Rotted culture blind to child exploitation
THE shock isn't that a photographer roams around a primary school checking the playground for nude models.
There's a few in every society, after all. No, it's that artist Bill Henson could do just that at St Kilda Primary School with the support of the then principal, Sue Knight. And not just hers.
It was with Knight's permission, Henson said, that "I went in there, had a look around at lunchtime and just wandered around while everyone was having their lunch".
Went in there to see which children looked good enough to photograph. Perhaps photograph naked, if their parents allowed.
Nor, alas, was Knight alone in seeing nothing wrong with Henson's playground trawl for talent (although we don't yet know if she was aware Henson is most known for his pictures of children and teenagers nude).

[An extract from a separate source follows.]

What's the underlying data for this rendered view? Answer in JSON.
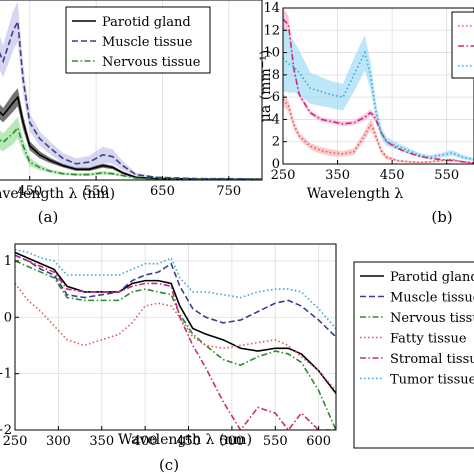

Even the Australian Education Union, whose members have the care of so many children, refused to condemn. Said acting president Meredith Peace: "Scouting - or whatever word you want to use -- of people in our schools occurs all the time . . . (O)ur politicians regularly use our schools to promote their own activities."
You read right. The teachers' union sees no difference between a politician invited to explain politics to a class of children and a photographer wanting to take the prettiest away to undress and snap nude. No difference between educating and exploiting. Is the union barking mad?
Writers and artists have likewise jumped to Henson's defence, and that's when one man's moral lapse becomes a symbol of a much wider rot in our civilisation.
Somehow our most self-consciously cultured class of citizens - the teacher-preachers - have forgotten taboos that are meant to protect the powerless and should instinctively warn us against a Henson.
And the pity for our children is that these clever people cannot even remember, even after deep thought, why we ever had them.